Page:Magasin d'Éducation et de Récréation, Tome XIV, 1901.djvu/87

Le texte de cette page a été corrigé et est conforme au fac-similé.
86
J. DE COULOMB


L’ÉMERAUDE DU PHARAON



III


Les autorités locales avaient été averties de l’arrivée de M. de Ribagnac.
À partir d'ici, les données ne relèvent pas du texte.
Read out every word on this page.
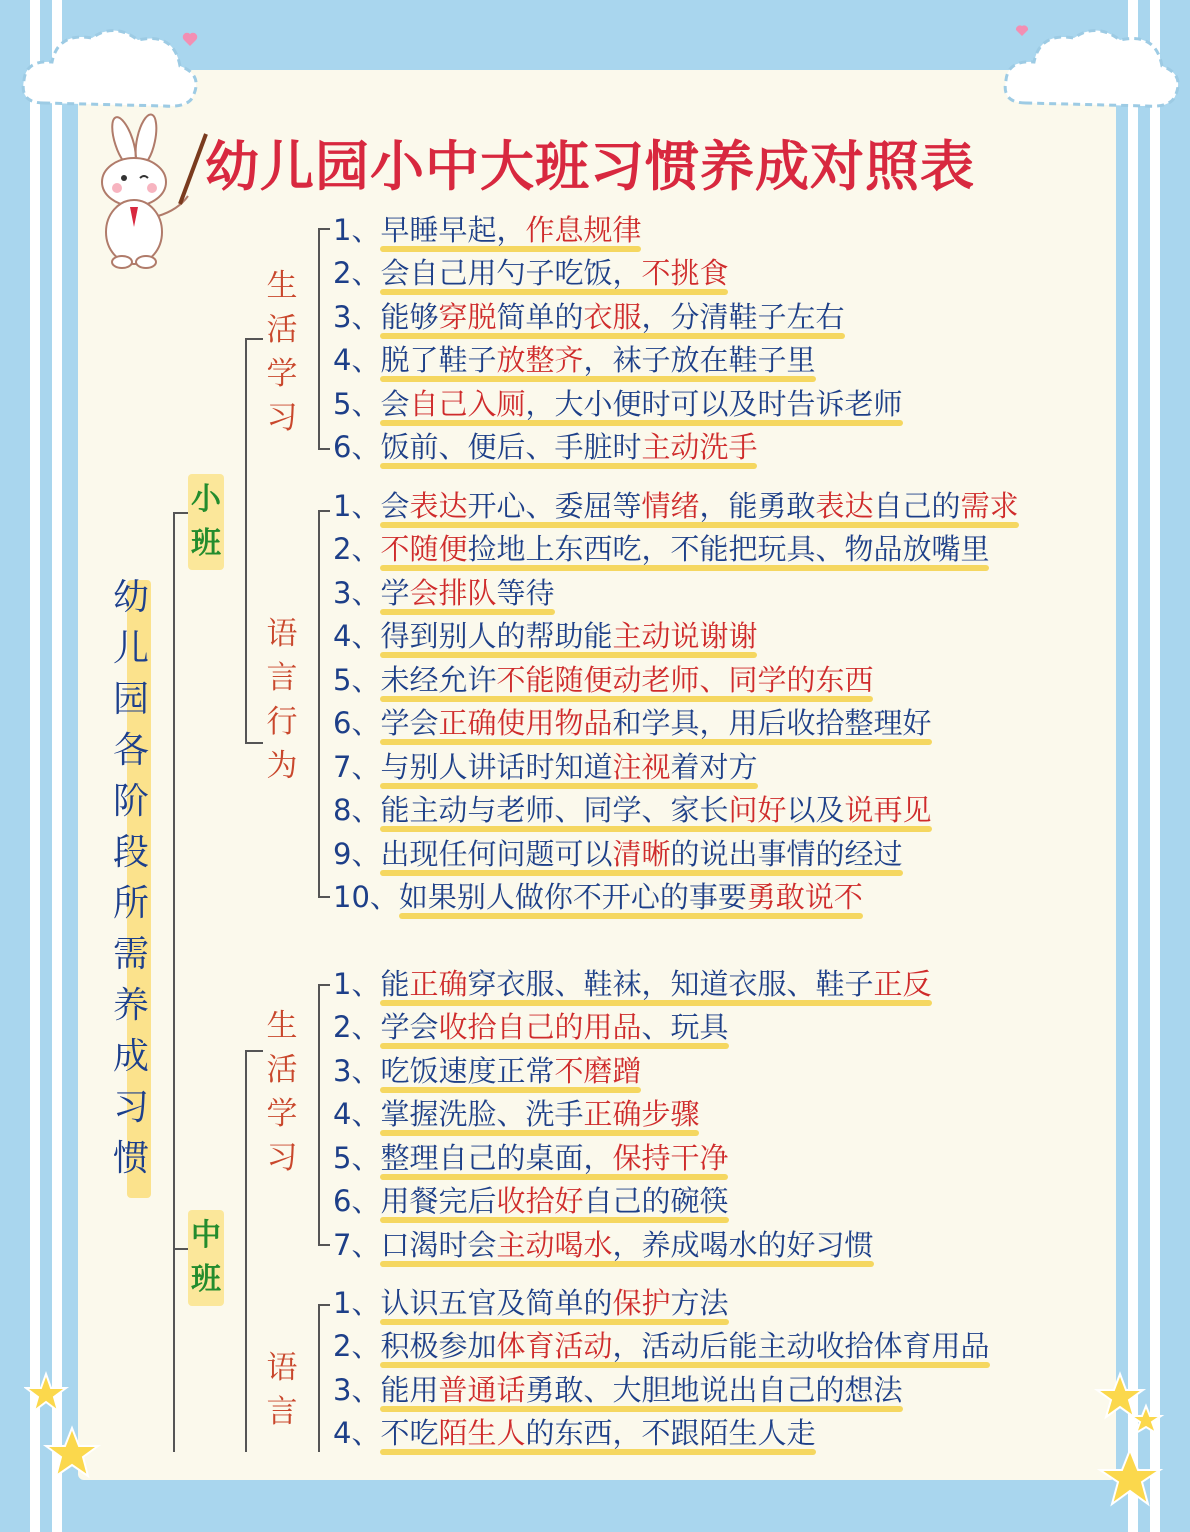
幼儿园小中大班习惯养成对照表
幼
儿
园
各
阶
段
所
需
养
成
习
惯
小
班
中
班
生
活
学
习
语
言
行
为
生
活
学
习
语
言
1、早睡早起，作息规律
2、会自己用勺子吃饭，不挑食
3、能够穿脱简单的衣服，分清鞋子左右
4、脱了鞋子放整齐，袜子放在鞋子里
5、会自己入厕，大小便时可以及时告诉老师
6、饭前、便后、手脏时主动洗手
1、会表达开心、委屈等情绪，能勇敢表达自己的需求
2、不随便捡地上东西吃，不能把玩具、物品放嘴里
3、学会排队等待
4、得到别人的帮助能主动说谢谢
5、未经允许不能随便动老师、同学的东西
6、学会正确使用物品和学具，用后收拾整理好
7、与别人讲话时知道注视着对方
8、能主动与老师、同学、家长问好以及说再见
9、出现任何问题可以清晰的说出事情的经过
10、如果别人做你不开心的事要勇敢说不
1、能正确穿衣服、鞋袜，知道衣服、鞋子正反
2、学会收拾自己的用品、玩具
3、吃饭速度正常不磨蹭
4、掌握洗脸、洗手正确步骤
5、整理自己的桌面，保持干净
6、用餐完后收拾好自己的碗筷
7、口渴时会主动喝水，养成喝水的好习惯
1、认识五官及简单的保护方法
2、积极参加体育活动，活动后能主动收拾体育用品
3、能用普通话勇敢、大胆地说出自己的想法
4、不吃陌生人的东西，不跟陌生人走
Depuis le moudhir[1] jusqu’aux derniers gaffirs[2], tous avaient reçu l’ordre de le laisser opérer ses fouilles dans la région choisie par lui : ce cimetière, abandonné depuis plusieurs siècles, où son flair de chercheur lui faisait pressentir l’une de ces intéressantes découvertes que les pillards du désert, grands détrousseurs de pyramides et autres lieux funèbres, rendent tous les jours plus rares.

Vincenou trouva que l’endroit désigné par le baron n’avait rien de réjouissant.
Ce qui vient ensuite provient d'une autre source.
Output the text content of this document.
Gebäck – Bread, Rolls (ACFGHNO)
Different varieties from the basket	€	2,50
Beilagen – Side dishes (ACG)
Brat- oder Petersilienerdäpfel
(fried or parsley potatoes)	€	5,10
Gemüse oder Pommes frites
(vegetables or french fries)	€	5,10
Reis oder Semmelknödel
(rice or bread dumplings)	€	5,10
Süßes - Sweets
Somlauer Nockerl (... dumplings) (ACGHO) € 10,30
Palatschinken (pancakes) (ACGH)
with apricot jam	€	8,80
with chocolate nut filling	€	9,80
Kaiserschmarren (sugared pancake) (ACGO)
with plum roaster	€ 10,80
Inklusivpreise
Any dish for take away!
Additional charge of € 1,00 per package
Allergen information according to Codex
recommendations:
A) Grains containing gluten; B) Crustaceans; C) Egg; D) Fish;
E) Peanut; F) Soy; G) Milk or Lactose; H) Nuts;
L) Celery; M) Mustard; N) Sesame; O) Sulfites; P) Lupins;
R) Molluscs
Du sable à perte de vue et quelques tas de pierres qui indiquaient les sépultures !…

Des ouvriers, recrutés en chemin, commencèrent aussitôt les sondages, sous la direction du réïs, le conducteur indigène des travaux. Ils déterrèrent ainsi des corps enveloppés de dix à douze linceuls, qu’ils apportaient aussitôt dans la tente de coutil où M. de Ribagnac avait établi son quartier général.

Vincenou éprouva une impression très désagréable en présence de la première momie ; mais il eut vite surmonté cette involontaire répugnance, et quelque temps après il pouvait écrire à ses parents :

« Je suis bien occupé !… Toute la journée, je brosse et je nettoie les linceuls des momies, puis je mets ces étoffes en petits tas numérotés et j’inscris sur un livre, en regard des numéros correspondant aux objets, leur description. Il faut beaucoup d’ordre, puisque tout doit être remis au Service des Antiquités… M. le baron est content de moi et je me porte bien ; je désire que la présente vous trouve de même… »

Ce souhait final, que Vincenou jugeait indispensable, ne fut pas exaucé.

La lettre de Ribagnac, qui se croisa avec la sienne, ne contenait que de tristes nouvelles.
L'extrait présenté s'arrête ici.